The lady vendor, local to the salerooms, was selling items to finance a knee operation when she came across the brooch in a box of bric-a-brac tucked away in her loft. Believing it to be of little value, she brought it to jewellery specialist Jonathan Edwards and was amazed by his conservative pre-sale estimate of £5,000 - 7,000. On being told of its hammer price, a record for a piece of jewellery at Woolley and Wallis, she said she was "staggered but delighted".

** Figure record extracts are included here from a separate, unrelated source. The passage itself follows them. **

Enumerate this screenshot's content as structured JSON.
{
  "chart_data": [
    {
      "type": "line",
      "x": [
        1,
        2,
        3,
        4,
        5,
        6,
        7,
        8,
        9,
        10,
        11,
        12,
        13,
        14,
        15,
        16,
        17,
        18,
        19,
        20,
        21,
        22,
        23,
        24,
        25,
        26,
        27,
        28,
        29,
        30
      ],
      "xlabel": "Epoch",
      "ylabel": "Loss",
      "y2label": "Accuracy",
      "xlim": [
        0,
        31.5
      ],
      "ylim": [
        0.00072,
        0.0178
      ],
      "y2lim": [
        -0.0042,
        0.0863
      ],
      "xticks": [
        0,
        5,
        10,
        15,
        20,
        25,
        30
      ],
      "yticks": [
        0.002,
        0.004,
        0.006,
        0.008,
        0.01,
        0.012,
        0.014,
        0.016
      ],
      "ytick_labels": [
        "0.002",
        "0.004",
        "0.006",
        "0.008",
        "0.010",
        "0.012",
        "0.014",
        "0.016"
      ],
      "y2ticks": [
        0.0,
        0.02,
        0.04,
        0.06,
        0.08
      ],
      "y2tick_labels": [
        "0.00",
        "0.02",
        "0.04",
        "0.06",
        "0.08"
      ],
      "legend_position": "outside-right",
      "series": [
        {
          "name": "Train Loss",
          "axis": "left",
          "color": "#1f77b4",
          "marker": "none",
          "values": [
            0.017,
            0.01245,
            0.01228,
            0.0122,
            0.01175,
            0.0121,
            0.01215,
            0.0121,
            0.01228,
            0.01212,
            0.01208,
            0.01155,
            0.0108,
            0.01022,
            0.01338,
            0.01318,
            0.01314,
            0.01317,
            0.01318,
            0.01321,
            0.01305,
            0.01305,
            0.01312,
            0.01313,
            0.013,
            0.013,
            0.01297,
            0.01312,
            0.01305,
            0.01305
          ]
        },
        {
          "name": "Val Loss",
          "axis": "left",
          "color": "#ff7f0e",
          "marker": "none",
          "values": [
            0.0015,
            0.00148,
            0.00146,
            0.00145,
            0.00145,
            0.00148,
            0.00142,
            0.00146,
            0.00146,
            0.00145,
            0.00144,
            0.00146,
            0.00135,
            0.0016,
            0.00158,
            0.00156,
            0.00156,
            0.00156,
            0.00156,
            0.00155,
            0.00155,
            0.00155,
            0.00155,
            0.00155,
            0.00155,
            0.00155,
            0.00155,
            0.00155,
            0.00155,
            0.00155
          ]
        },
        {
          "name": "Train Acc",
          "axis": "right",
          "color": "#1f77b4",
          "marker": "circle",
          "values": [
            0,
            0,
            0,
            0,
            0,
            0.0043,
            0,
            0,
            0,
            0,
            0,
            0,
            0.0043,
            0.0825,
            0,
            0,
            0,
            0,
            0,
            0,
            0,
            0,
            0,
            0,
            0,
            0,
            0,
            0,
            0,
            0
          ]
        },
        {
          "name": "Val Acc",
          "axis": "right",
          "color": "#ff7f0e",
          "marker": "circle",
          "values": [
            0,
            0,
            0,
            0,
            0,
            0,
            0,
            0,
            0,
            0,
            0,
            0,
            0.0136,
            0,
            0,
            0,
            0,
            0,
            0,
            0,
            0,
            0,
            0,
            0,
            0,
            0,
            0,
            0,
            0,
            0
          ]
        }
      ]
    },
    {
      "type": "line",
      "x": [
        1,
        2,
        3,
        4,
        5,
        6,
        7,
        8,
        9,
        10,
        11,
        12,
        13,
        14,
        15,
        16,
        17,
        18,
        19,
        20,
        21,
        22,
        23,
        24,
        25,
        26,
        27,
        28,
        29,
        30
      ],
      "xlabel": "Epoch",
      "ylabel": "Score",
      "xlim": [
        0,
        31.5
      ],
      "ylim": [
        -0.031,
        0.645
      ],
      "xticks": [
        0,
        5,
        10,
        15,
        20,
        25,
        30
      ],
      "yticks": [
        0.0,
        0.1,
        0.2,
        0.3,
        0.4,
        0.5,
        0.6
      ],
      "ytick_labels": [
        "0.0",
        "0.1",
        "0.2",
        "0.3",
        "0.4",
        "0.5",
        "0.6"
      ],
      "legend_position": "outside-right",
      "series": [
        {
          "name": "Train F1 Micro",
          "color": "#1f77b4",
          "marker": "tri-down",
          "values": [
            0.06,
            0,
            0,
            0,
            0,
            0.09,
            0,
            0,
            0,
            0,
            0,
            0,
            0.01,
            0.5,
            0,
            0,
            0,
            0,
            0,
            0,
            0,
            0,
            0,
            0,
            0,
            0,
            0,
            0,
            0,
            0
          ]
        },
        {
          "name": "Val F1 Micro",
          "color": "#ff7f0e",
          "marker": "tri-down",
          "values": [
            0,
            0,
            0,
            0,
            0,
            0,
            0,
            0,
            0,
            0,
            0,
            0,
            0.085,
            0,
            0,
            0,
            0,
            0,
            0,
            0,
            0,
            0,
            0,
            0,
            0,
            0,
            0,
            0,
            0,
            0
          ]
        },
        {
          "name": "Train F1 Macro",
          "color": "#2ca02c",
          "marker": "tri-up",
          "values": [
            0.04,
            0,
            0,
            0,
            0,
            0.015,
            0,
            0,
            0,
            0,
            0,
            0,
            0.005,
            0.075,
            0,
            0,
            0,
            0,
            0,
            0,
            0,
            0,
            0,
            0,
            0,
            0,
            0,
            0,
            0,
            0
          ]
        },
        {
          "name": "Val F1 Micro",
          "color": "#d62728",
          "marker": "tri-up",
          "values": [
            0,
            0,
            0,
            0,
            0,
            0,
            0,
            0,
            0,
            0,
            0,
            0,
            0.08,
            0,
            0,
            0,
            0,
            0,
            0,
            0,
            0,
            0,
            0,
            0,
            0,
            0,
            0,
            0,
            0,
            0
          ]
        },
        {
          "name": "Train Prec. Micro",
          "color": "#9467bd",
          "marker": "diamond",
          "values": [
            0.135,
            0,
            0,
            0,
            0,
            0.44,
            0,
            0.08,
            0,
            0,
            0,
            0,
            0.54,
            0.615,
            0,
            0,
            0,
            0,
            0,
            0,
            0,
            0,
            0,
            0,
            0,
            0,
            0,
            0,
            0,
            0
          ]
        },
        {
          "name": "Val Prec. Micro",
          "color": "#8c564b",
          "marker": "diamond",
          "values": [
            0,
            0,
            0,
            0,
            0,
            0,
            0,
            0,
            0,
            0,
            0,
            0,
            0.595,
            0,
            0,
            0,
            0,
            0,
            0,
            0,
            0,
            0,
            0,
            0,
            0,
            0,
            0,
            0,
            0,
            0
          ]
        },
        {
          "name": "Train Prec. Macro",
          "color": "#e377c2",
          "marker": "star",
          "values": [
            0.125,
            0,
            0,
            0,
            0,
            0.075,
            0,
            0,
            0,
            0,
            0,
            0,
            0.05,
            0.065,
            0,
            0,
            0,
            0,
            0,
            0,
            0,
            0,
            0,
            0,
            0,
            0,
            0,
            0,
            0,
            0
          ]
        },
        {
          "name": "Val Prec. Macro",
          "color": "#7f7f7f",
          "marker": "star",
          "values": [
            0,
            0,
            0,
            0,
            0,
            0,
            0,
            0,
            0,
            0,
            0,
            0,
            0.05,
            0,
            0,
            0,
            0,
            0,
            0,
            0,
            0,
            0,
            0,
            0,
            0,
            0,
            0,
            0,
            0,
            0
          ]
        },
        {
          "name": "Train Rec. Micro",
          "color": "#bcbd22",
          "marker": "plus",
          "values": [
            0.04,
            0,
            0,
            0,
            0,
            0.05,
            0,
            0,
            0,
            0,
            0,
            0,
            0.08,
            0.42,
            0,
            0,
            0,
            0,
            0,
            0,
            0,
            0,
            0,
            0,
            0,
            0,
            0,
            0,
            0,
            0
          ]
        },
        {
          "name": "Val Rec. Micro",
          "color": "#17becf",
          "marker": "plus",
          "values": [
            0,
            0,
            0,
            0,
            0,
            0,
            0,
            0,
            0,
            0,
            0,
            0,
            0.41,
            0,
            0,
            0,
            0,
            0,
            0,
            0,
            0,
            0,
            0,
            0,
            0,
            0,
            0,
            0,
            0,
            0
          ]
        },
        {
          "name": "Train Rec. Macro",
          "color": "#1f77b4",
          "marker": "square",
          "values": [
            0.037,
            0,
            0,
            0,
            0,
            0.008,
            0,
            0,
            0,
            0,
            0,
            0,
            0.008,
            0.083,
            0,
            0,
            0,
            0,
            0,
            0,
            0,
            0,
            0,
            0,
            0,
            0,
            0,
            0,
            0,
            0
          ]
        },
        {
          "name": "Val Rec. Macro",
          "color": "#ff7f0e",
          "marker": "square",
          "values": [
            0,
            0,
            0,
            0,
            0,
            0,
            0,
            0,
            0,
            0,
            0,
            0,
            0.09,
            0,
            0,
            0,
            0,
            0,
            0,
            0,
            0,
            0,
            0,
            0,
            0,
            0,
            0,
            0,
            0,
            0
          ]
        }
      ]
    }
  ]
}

Her sentiments were shared by specialist Jonathan Edwards, who feels that the result reflects the currently buoyant jewellery market. The price is the second record for Jonathan's department this year, after a large diamond cluster ring sold for £52,000 in the January Jewellery sale. However, this piece is closer to the specialist's heart: "It's not so difficult to get a high price for substantial diamonds," says Jonathan, "but here we're talking about something which has an intrinsic value of only a few hundred pounds. For this brooch to make the price that it did shows how much collectors value its rarity, collectability and, above all, its beauty."
There were several collectors and dealers standing by to contest the piece, many of whom were quickly disappointed as the price rose well above the £20,000 which many had expected it to make. It was all hands on deck for saleroom staff who were manning fifteen telephone lines, as well as fielding early bids from the internet. In the end the piece sold on the telephone to West End dealer Wartski, having been underbid in the room by disappointed Lalique dealer, Raoul Arantes.
The popularity of the brooch appears to rest, at least partly, in its construction. "Lalique was not only a spectacular jewellery designer," opines Jonathan Edwards, "he is also famous for his glass ware. The pate-de-verre body of this brooch, and its plique-a-jour wings, means that it combines both areas, increasing its appeal to collectors."